OPM director resigns over hacks that exposed 21.5 million people’s data

10 Jul, 2015 17:23 / Updated 9 years ago

The embattled director of the Office of Personnel Management (OPM) has resigned in the wake of two massive data breaches that have left 21.5 million Americans at risk of identity theft.

On Friday morning, President Barack Obama accepted Katherine Archuleta’s resignation as the head of the agency that oversees government personnel, a White House official said. Archuleta will remain in her position at OPM until the end of the day.

Archuleta visited Obama to personally tender her resignation, saying she felt new leadership was needed to enable OPM to “move beyond the current challenges,” the official told the New York Times.

OPM’s deputy director of management, Beth Cobert, will step in as a placeholder until a permanent director is confirmed.

Calls for Archuleta to resign began in June, when the agency announced that it had discovered that it had been hacked. At the time, OPM said on 4 million federal workers were affected. The agency detected the initial breach in April, but believes it may have occurred in December 2014, Archuleta told Congress in mid-June.

While investigating that breach, the government found a second hack had occurred, in which the intruders managed to steal the entire federal database of Standard Form 86. The 127-page-long form is submitted by individuals for a background check to gain security clearances. It contains highly personal information about the applicant, including possible drug and alcohol abuses, and financial and criminal histories. In addition, it contains a reference section with extremely sensitive information concerning the individual’s contacts and relatives, including their personal data.

READ MORE: Second OPM hack puts 21.5 million people at risk

On Thursday, OPM admitted that the second data breach actually affected 21.5 million people. Of those, 19.7 million were individuals who had submitted to federal background checks, while the other 1.8 million people were non-applicants, such as family members of those who were being checked.

Some 1.1 million records included fingerprint data. OPM added that hackers also got away with the usernames and passwords that individuals used to submit their background investigation forms. Not just current federal employees were affected, either, but also former and prospective ones.

During a combative congressional hearing in mid-June, Archuleta and other OPM staff blamed the hacks on outdated security systems, noting that the OPM Inspector General has issued report after report detailing OPM’s security shortcomings.

As late as Thursday, Archuleta said she would not resign, despite a mounting number of calls to do so from members of Congress in both parties.

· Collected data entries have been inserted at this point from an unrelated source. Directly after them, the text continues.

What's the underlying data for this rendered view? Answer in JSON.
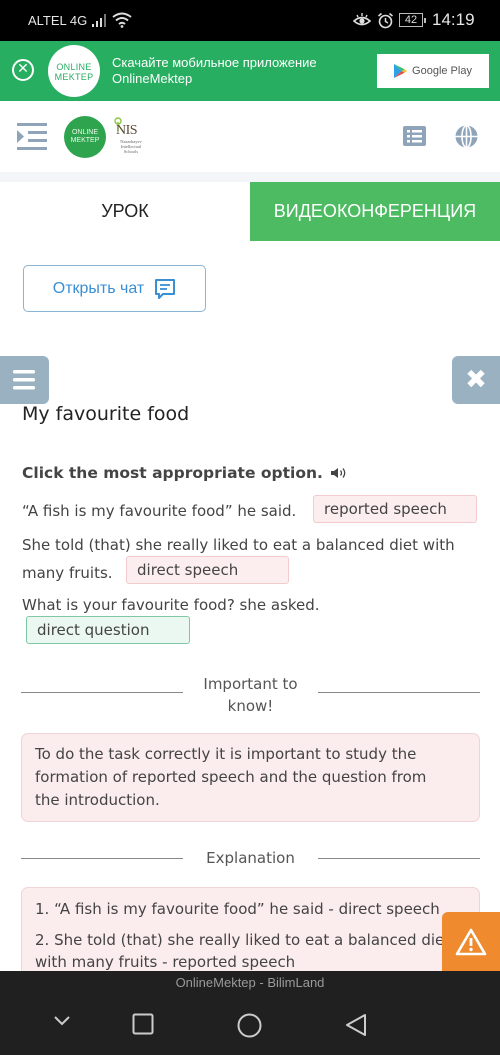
{
  "status_bar": {
    "carrier": "ALTEL 4G",
    "battery": "42",
    "time": "14:19"
  },
  "app_banner": {
    "logo_line1": "ONLINE",
    "logo_line2": "MEKTEP",
    "text_line1": "Скачайте мобильное приложение",
    "text_line2": "OnlineMektep",
    "store_button": "Google Play"
  },
  "top_nav": {
    "logo_line1": "ONLINE",
    "logo_line2": "MEKTEP",
    "nis_name": "NIS",
    "nis_sub": "Nazarbayev Intellectual Schools"
  },
  "tabs": [
    {
      "label": "УРОК",
      "active": true
    },
    {
      "label": "ВИДЕОКОНФЕРЕНЦИЯ",
      "active": false
    }
  ],
  "open_chat_label": "Открыть чат",
  "lesson": {
    "title": "My favourite food",
    "instruction": "Click the most appropriate option.",
    "items": [
      {
        "sentence": "“A fish is my favourite food” he said.",
        "answer": "reported speech",
        "status": "wrong"
      },
      {
        "sentence_line1": "She told (that) she really liked to eat a balanced diet with",
        "sentence_line2": "many fruits.",
        "answer": "direct speech",
        "status": "wrong"
      },
      {
        "sentence": "What is your favourite food? she asked.",
        "answer": "direct question",
        "status": "correct"
      }
    ]
  },
  "important": {
    "label_line1": "Important to",
    "label_line2": "know!",
    "text_line1": "To do the task correctly it is important to study the",
    "text_line2": "formation of reported speech and the question from",
    "text_line3": "the introduction."
  },
  "explanation": {
    "label": "Explanation",
    "line1": "1. “A fish is my favourite food” he said - direct speech",
    "line2": "2. She told (that) she really liked to eat a balanced diet",
    "line3": "with many fruits - reported speech"
  },
  "bottom_bar": {
    "app_name": "OnlineMektep - BilimLand"
  },
  "colors": {
    "brand_green": "#27ae60",
    "tab_green": "#4cbb62",
    "wrong_bg": "#fceeee",
    "correct_bg": "#eaf8f1",
    "warning_orange": "#ef8a2e",
    "side_button": "#9ab1c1"
  }
}
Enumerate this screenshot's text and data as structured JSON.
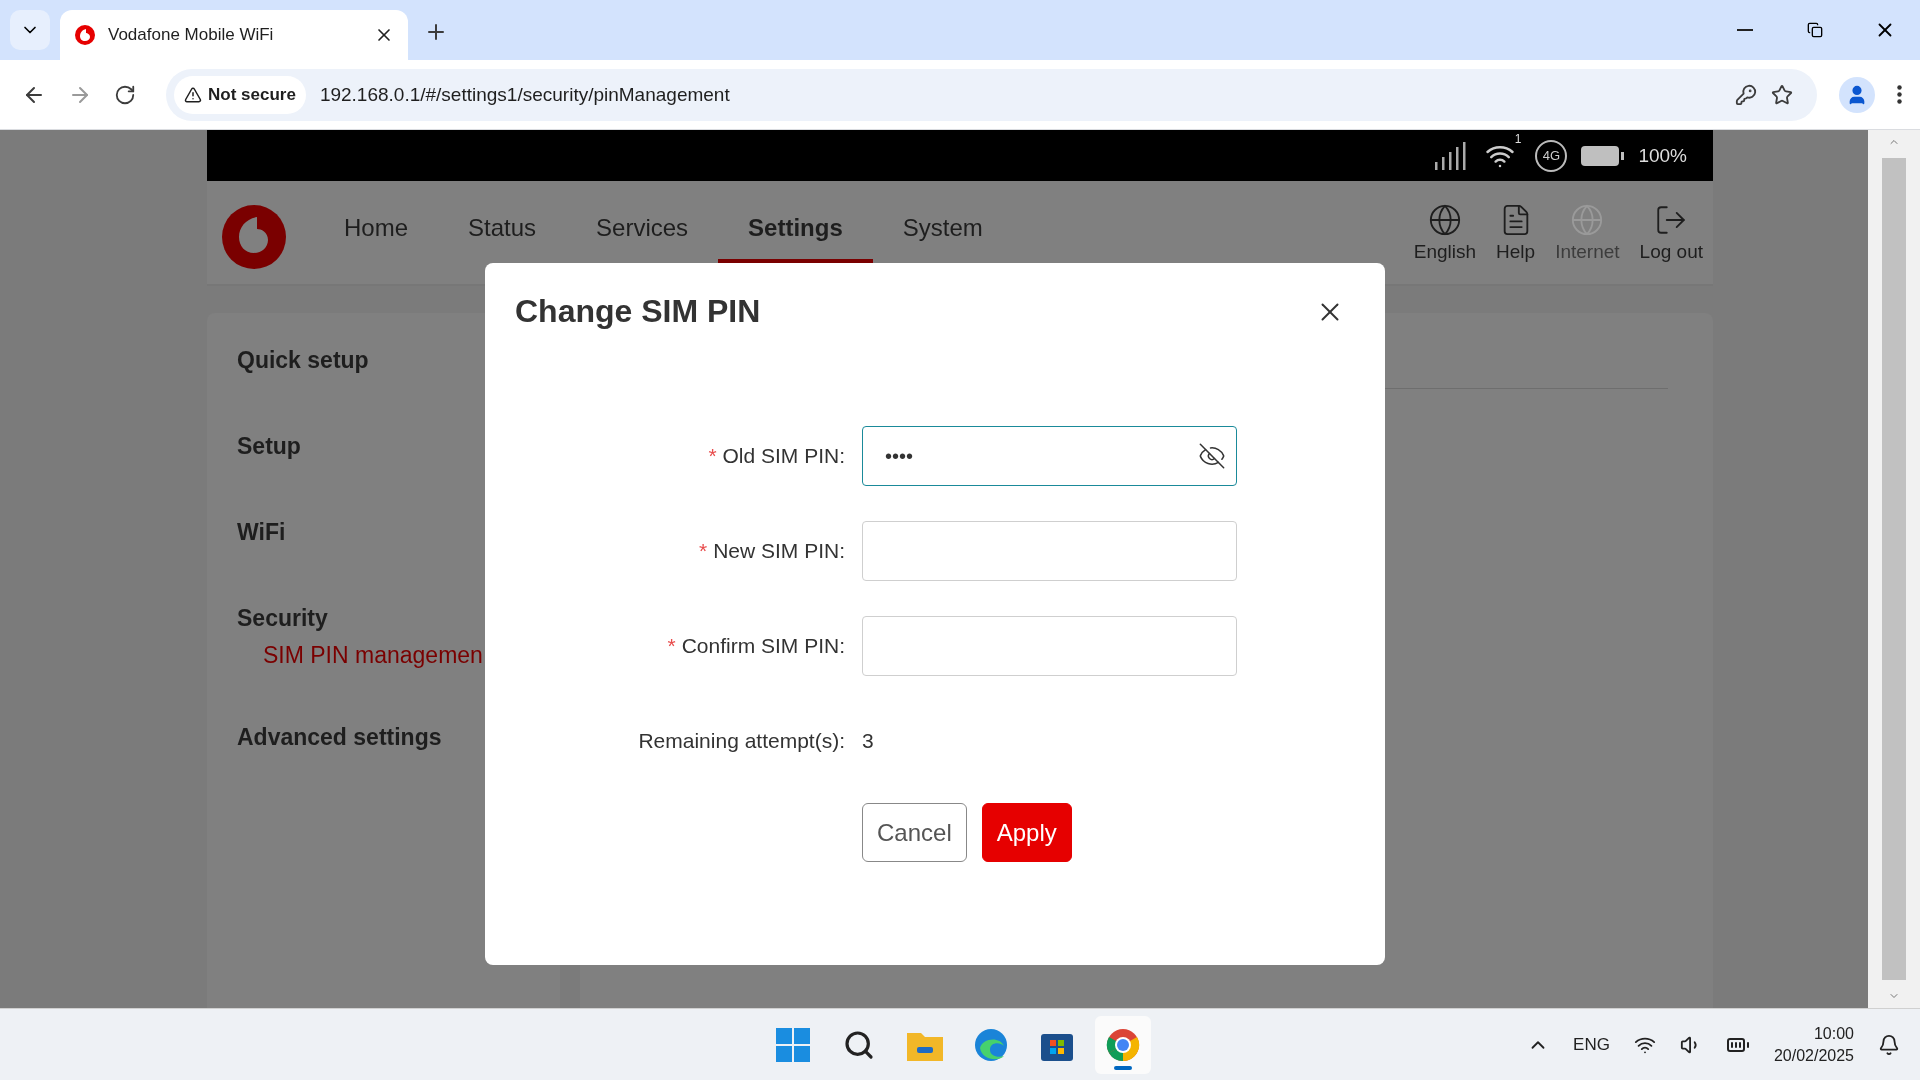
{
  "browser": {
    "tabs": [
      {
        "title": "Vodafone Mobile WiFi",
        "selected": true
      }
    ],
    "address": {
      "security": "Not secure",
      "url": "192.168.0.1/#/settings1/security/pinManagement"
    }
  },
  "router": {
    "status_bar": {
      "wifi_clients": "1",
      "network": "4G",
      "battery": "100%"
    },
    "nav": [
      {
        "label": "Home",
        "selected": false
      },
      {
        "label": "Status",
        "selected": false
      },
      {
        "label": "Services",
        "selected": false
      },
      {
        "label": "Settings",
        "selected": true
      },
      {
        "label": "System",
        "selected": false
      }
    ],
    "actions": [
      {
        "kind": "language",
        "label": "English",
        "disabled": false
      },
      {
        "kind": "help",
        "label": "Help",
        "disabled": false
      },
      {
        "kind": "internet",
        "label": "Internet",
        "disabled": true
      },
      {
        "kind": "logout",
        "label": "Log out",
        "disabled": false
      }
    ],
    "sidebar": [
      {
        "label": "Quick setup"
      },
      {
        "label": "Setup"
      },
      {
        "label": "WiFi"
      },
      {
        "label": "Security",
        "children": [
          {
            "label": "SIM PIN managemen",
            "selected": true
          }
        ]
      },
      {
        "label": "Advanced settings"
      }
    ]
  },
  "dialog": {
    "title": "Change SIM PIN",
    "fields": [
      {
        "label": "Old SIM PIN:",
        "required_mark": "*",
        "value": "••••",
        "focused": true,
        "kind": "password"
      },
      {
        "label": "New SIM PIN:",
        "required_mark": "*",
        "focused": false,
        "kind": "text"
      },
      {
        "label": "Confirm SIM PIN:",
        "required_mark": "*",
        "focused": false,
        "kind": "text"
      }
    ],
    "remaining": {
      "label": "Remaining attempt(s):",
      "value": "3"
    },
    "buttons": [
      {
        "label": "Cancel",
        "kind": "secondary"
      },
      {
        "label": "Apply",
        "kind": "primary"
      }
    ]
  },
  "taskbar": {
    "apps": [
      {
        "kind": "start",
        "active": false
      },
      {
        "kind": "search",
        "active": false
      },
      {
        "kind": "files",
        "active": false
      },
      {
        "kind": "edge",
        "active": false
      },
      {
        "kind": "store",
        "active": false
      },
      {
        "kind": "chrome",
        "active": true
      }
    ],
    "language": "ENG",
    "time": "10:00",
    "date": "20/02/2025"
  }
}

“We have a very aggressive push to enhance our cybersecurity and modernize our systems, and we will continue to do so,” she said during a conference call Thursday afternoon. “I am committed to the work that I am doing at OPM.”

Archuleta took the reins at the agency in November 2013, becoming the first Latina OPM director. Previously, she served in the Clinton administration and as the chief of staff at the Department of Labor under Obama.